Leider verrät uns Gregor Gysi nicht, was zur Staatsräson der BRD heute sonst noch gehört. Vielleicht die Verteidigungspolitischen Richtlinien aus dem Jahr 1992, in denen die Staatsräson für die Zeit nach Ende des Kalten Kriegs definiert wurde, nämlich die Neubestimmung der Bundeswehr als internationale Eingreiftruppe zur Sicherung deutscher Wirtschaftsinteressen?

Das offizielle Thema der Geburtstagsrede ist zwar Israel und die Linke, die wesentliche Botschaft ist jedoch eine Mahnung zur Anerkennung der bestehenden Machtverhältnisse als unbedingte Voraussetzung für eine Regierungsbeteiligung der LINKEN.

I. „Antiimperialistische Diskurse nicht mehr sinnvoll …“ ?

Gregor Gysi weist darauf hin, dass sich „die innige Verklammerung von Antiimperialismus und Sozialismus“ aufgelöst und sich die einstmaligen Hoffnungen der sozialistischen Linken nicht erfüllt haben. Als Ursache führt er ein ökonomisches und ein „machtpolitisches“ Argument an.

Ökonomisch habe die Entkolonisierung nach dem Zweiten Weltkrieg nicht zur Dauerkrise des Kapitalismus geführt, die Binnenmärkte ersetzten die Kolonialmärkte weitgehend. Politisch sei durch den Zusammenbruch des Staatsozialistischen Blocks auch die „machtpolitische Komponente“ eines sozialistisch orientierten Antiimperialismus weg gebrochen.

Mit dem Ende des Kolonialismus und dem Zusammenbruch der Sowjetunion habe auch der Antiimperialismus seine historische Begründung verloren. Gysis Argumente sind richtig, soweit sie sich gegen illusionäre Fehleinschätzungen der früheren sozialistischen Linken über den sozialistischen Charakter nationaler Befreiungsbewegungen wenden. Sie sind falsch, da sie – jenseits ökonomischer Katastrophenerwartungen – nicht berücksichtigen, dass nationale Befreiungsbewegungen den Imperialismus politisch geschwächt haben („Vietnamsyndrom“). So hatte der Sieg des Vietcong und Nordvietnams gegen die USA zwar kaum Auswirkungen auf die US-Wirtschaft, er war aber ein wesentlicher Faktor zur Entfaltung sozialrevolutionärer, emanzipativer Bewegungen weltweit. Die Fahne, unter der dieser Sieg errungen wurde, war nicht ausschlaggebend.

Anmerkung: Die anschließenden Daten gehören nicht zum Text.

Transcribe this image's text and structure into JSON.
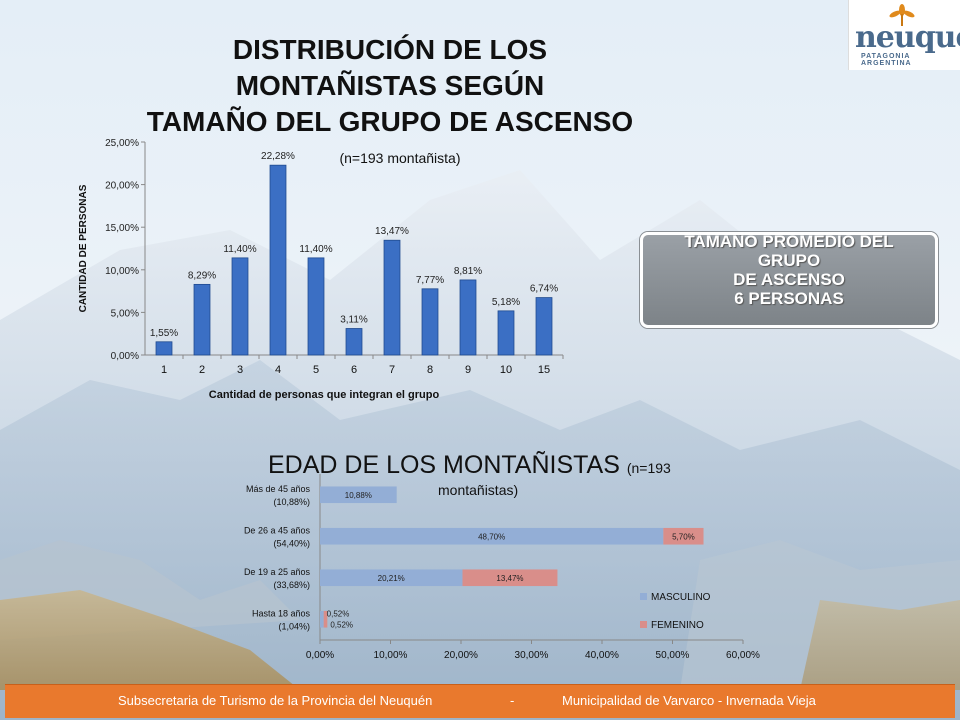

Dem wäre noch hinzuzufügen, dass der antiimperialistische Widerstand von Afghanistan bis Palästina den westlichen Imperialismus auch heute wieder schwächt und damit sozialistische Ansätze und Spielräume in Nahost und Asien – siehe die Streiks und die Demokratiebewegung in Ägypten und Pakistan-, in Südamerika – Venezuela, Bolivien – und anderswo erleichtert.

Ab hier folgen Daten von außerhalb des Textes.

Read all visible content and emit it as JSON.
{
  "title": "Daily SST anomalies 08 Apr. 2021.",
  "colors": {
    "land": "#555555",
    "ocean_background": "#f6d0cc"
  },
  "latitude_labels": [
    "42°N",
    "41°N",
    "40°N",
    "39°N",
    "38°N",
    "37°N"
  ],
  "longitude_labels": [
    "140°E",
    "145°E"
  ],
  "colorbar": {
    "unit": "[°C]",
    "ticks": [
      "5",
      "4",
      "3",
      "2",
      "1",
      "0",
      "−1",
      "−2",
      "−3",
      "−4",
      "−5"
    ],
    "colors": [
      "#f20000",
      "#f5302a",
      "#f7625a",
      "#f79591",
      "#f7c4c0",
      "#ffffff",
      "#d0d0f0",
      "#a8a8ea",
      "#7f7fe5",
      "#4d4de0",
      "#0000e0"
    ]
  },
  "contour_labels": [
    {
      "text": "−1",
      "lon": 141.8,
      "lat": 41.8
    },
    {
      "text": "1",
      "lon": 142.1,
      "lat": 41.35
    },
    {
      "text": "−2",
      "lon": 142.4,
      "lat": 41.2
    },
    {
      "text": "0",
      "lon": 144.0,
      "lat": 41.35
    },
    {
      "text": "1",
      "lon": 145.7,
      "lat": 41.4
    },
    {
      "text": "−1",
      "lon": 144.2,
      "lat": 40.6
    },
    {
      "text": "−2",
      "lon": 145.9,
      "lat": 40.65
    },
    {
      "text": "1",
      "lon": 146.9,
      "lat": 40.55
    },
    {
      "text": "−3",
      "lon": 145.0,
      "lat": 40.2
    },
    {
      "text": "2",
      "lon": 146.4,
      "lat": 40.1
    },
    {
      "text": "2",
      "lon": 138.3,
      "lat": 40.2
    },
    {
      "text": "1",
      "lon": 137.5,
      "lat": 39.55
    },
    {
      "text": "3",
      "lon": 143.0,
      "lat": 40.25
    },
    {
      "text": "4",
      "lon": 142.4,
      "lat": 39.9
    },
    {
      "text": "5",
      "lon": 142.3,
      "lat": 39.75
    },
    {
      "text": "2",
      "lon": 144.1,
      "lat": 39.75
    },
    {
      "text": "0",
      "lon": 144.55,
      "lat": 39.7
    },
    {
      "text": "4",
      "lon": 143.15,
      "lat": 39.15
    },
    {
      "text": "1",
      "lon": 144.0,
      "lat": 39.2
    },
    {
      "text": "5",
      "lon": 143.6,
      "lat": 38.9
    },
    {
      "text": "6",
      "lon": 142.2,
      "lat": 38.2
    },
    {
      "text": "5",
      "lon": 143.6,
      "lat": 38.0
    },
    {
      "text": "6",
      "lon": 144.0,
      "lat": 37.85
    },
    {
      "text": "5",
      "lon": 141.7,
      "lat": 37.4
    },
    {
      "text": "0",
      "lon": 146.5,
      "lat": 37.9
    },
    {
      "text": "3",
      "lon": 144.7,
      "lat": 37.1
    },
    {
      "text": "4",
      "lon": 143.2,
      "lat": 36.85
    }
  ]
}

Die klassische marxistische Theorie von der Dialektik nationaler Befreiungskämpfe und sozialer Emanzipation war nie von der Voraussetzung eines sozialistischen Charakters der nationalrevolutionären Bewegung ausgegangen. Das Kriterium für ihre historische Fortschrittlichkeit war ihr objektiv antiimperialistischer Charakter. Tragen diese Bewegungen zur Schwächung der großen Unterdrückungsmächte dieser Welt bei? Die Linke sollte allerdings nicht die Fehler der Vergangenheit wiederholen und den nationalen Befreiungsbewegungen und ihren heutigen politischen Führungen „sozialistische“ Tendenzen andichten, die ihnen nicht zukommen. Diese Einschränkung darf umgekehrt aber eine kritische Unterstützung und Zusammenarbeit mit diesen Bewegungen nicht ausschließen, alles andere wäre Kapitulation vor imperialistischen Kriegen.

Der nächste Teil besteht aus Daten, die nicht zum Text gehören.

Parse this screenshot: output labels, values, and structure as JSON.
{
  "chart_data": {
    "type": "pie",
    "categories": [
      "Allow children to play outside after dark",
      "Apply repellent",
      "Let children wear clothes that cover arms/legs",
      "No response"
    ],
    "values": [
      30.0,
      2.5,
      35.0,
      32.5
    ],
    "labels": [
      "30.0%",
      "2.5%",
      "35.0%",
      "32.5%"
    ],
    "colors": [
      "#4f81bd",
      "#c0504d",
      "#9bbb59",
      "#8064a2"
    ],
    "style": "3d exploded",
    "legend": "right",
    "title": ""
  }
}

Gysi weist darauf hin, dass die ehemaligen Kolonialstaaten ihre Bedeutung als Rohstofflieferanten behalten hätten, er daher den Begriff „Neokolonialismus“ für „nicht ganz unzutreffend“ halte. Imperialismus ist aber nicht nur ein ökonomisches Stadium des reifen Kapitalismus. Zum Imperialismus gehören der Krieg und die Anwendung militärischer Gewalt und politischer Macht auf internationaler Ebene. Wir fügen hinzu: Das gilt vor allem für die Staaten des Mittleren und Nahen Ostens mit ihren riesigen Erdölvorkommen, deren Ausbeutung und Kontrolle in jeder Hinsicht von strategischer Bedeutung ist. Die USA und an ihrer Seite Israel, aber auch England, Frankreich und zunehmend auch die BRD üben hier mehr als in irgendeiner anderen Region der Welt militärische Gewalt und politische Macht aus. Die Friedensbewegung hat dies treffend in der antiimperialistischen Parole „Kein Blut für Öl“ ausgedrückt.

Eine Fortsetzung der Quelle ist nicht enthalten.